Sexta-feira, 22 de Maio de 2009

Estratégia turística para Lamego

Tendo em conta o leccionado no módulo 6, a Cláudia e a Cátia elaboraram um interessante organigrama com a síntese do modelo estratégico de desenvolvimento turístico que Lamego deve seguir. Aqui fica o registo do trabalho realizado pelas duas alunas da turma e que deverá ser consultado para uma boa preparação ao teste de avaliação.
Saudações turísticas

Uma estratégia para o turismo

No módulo 6 da disciplina de Turismo e Técnicas de Gestão os alunos têm vindo a estudar a forma como se pode desenvolver uma boa estratégia de promoção turística, de forma a que os impactos do sector turístico junto dos visitantes e da população local sejam positivos e benéficos.Assim, optou-se por analisar as componentes da promoção turística na região de Lisboa, por forma a compreender as várias facetas do sector turístico. Numa das últimas aulas, os alunos elaboraram um organigrama com a síntese da matéria estudada. Aqui fica o trabalho realizado pela Débora e pelo Roberto.
Saudações turísticas

Sábado, 28 de Março de 2009

Trabalhos realizados pelos alunos sobre o Plano Estratégico Nacional do Turismo

O módulo 5 da disciplina de Turismo e Técnicas de Gestão incide na organização institucuonal do Turismo. O PENT (Plano Estratégico Nacional do Turismo) constitui o documento-base da política de desenvolvimento turístico do nosso país. Assim, os alunos do curso profissional de Turismo Ambiental e Rural desenvolveram trabalhos sobre alguns dos pontos constantes neste plano. Seguem os trabalhos realizados em power-point.















Saudações turísticas

Segunda-feira, 16 de Fevereiro de 2009

Gráficos sobre a procura turística

Nas últimas aulas de Turismo e Técnicas de Gestão tem sido dada ênfase à elaboração de gráficos relacionados com a procura turística em Portugal.
Apresento-vos dois gráficos sobre a evolução mensal da entrada de turistas em Portugal e a evolução mensal das dormidas registadas na Região Norte, um elaborado pela Ana Isabel e o outro pela Vanessa. Ambos tornam bem evidente o problema da sazonalidade do turismo português. Saudações turísticas

Domingo, 15 de Fevereiro de 2009

A oferta turística de Portugal: o exemplo dos Açores

No 3º módulo da disciplina de Turismo e Técnicas de Gestão, os alunos elaboraram diversos trabalhos com as principais potencialidades turísticas das regiões portuguesas.
Destaco o trabalho realizado pela Débora e pelo Roberto sobre algumas das atracções da oferta turística dos Açores, uma região que tem vindo, nos últimos anos, a apresentar uma evolução bastante positiva ao nível das entradas de turistas, tanto nacionais, como estrangeiros.
Saudações turísticas

Terça-feira, 3 de Fevereiro de 2009

A procura turística

A elaboração e interpretação de gráficos constitui um factor decisivo para uma melhor compreensão do sector turístico.
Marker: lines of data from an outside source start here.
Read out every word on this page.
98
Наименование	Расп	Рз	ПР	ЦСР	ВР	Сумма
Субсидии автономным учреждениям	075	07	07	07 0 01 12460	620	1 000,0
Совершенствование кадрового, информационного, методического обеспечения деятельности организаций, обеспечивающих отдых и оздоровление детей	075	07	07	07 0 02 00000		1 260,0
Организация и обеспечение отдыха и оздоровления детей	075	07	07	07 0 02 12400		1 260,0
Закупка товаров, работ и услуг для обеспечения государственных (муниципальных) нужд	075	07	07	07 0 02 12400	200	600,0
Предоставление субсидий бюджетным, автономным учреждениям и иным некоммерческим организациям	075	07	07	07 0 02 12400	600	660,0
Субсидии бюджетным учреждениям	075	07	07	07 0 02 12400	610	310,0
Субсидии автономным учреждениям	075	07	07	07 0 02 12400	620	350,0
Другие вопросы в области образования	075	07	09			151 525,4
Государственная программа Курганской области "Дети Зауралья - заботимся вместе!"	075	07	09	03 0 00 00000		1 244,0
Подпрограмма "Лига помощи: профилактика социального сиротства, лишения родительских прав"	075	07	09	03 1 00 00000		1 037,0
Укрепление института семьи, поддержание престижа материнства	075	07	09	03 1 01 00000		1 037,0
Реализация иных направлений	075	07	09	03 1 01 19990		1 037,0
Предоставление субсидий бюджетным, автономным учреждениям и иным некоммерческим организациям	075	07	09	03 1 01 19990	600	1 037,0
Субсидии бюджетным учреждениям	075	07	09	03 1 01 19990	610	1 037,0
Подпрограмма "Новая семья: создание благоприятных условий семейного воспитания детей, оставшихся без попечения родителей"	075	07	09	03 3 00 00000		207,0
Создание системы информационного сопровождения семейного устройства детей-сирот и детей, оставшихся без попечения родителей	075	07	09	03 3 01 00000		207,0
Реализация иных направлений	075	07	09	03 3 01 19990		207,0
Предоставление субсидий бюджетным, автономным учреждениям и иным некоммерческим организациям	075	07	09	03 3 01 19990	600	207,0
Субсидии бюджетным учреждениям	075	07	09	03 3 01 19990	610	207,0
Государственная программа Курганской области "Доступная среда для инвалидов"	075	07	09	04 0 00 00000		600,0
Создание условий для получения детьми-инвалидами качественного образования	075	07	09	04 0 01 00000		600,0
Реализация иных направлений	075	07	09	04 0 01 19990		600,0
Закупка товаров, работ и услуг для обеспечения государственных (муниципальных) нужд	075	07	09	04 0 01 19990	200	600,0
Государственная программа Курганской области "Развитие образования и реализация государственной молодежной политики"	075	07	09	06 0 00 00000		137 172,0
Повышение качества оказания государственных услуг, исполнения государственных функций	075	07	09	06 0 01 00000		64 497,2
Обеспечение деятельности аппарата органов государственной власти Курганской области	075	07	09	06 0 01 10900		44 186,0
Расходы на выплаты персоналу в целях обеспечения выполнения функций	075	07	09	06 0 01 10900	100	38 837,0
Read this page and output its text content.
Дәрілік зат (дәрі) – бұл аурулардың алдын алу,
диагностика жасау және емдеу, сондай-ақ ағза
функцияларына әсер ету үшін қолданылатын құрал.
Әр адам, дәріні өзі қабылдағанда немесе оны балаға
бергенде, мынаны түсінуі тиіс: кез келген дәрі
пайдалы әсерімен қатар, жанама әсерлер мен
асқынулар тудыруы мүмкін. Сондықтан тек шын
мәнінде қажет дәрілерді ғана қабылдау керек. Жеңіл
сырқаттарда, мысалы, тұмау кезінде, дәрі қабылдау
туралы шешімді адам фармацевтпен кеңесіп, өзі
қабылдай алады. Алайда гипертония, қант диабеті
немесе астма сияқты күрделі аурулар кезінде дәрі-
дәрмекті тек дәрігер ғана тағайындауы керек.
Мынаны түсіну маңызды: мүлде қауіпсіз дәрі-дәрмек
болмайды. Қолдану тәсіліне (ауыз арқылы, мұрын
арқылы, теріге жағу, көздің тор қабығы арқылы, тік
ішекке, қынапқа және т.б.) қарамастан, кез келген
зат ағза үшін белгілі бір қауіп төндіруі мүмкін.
Interessa não só ter um conhecimento da oferta turística colocada à disposição daqueles que nos visitam, como também saber as proveniências daqueles que fazem turismo em Portugal.
Ora, convém não esquecer que, em Portugal, o turismo efectuado por estrangeiros tem maior peso (cerca de 5%) do que aquele que é realizado pelos portugueses. O gráfico realizado pela Marlene e a sua análise dão conta dessa realidade que convém ter em consideração para um correcto planeamento da actividade turística.
Saudações turísticas

Quarta-feira, 3 de Dezembro de 2008

O Turismo no Douro

Está em marcha um processo para pôr uma velha e antiga locomotiva a vapor do Douro a funcionar. O resultado deste trabalho será para contribuir para o turismo duriense. Pretende-se oferecer aos turistas a maravilhosa visão sobre as vinhas e sobre o Rio Douro, património mundial da Unesco.
É um comboio a carvão que anda a apenas 30 km/h.
A ideia deste projecto tem como fim proporcionar às pessoas uma viagem ao passado, de modo a que possam contemplar a vista com outro olhar. O trabalho dos operários é bastante difícil, como colocar carvão, fazer a manutenção das peças… "Os passageiros fazem perguntas sobre tudo, desde as estações, material do comboio ou o combustível da máquina", afirmou um dos trabalhadores. Os turistas afirmam que esta viagem é única e encantadora. A única contrapartida é o fumo da locomotiva e o facto das roupas dos trabalhafores ficarem cheias de carvão.
E com um bilhete do comboio histórico, os clientes da CP podem usufruir de condições especiais de alojamento nos hotéis Régua Douro, Douro Park Hotel, Vintage House e Aquapura, bem como obter preços especiais no estacionamento na estação Porto/Campanhã.
Notícia apresentada por Roberto Santos, aluno do curso profissional de Turismo Ambiental e Rural

Segunda-feira, 24 de Novembro de 2008

Gastos turísticos

Na última aula os alunos do curso de Turismo Ambiental e Rural realizaram uma ficha de trabalho, sendo que um dos exercícios consistia na construção de um gráfico de barras com os gastos turísticos dos cinco principais mercados emissores de turistas para Portugal.
O gráfico que aqui apresento foi elaborado pela Ana Isabel, aluna nº 1 do curso e permite evidenciar os gastos (em milhões de euros) que os visitantes residentes no estrangeiro efectuam durante a sua estada turística no nosso país em 2000, 2002, 2004 e 2006 e a sua evolução ao longo desses anos.A conclusão mais importante a retirar deste gráfico é a de que os cinco principais mercados emissores de turistas a nível mundial dizem respeito, obviamente, a países desenvolvidos, cujas populações apresentam um elevado poder de compra. Só assim se compreende os substanciais valores de gastos efectuados pelos turistas oriundos dos EUA, da Alemanha, do Reino Unido, do Japão e da França em terras portuguesas.
Saudações turísticas

Terça-feira, 18 de Novembro de 2008

Ter direito a férias é diferente de gozar férias...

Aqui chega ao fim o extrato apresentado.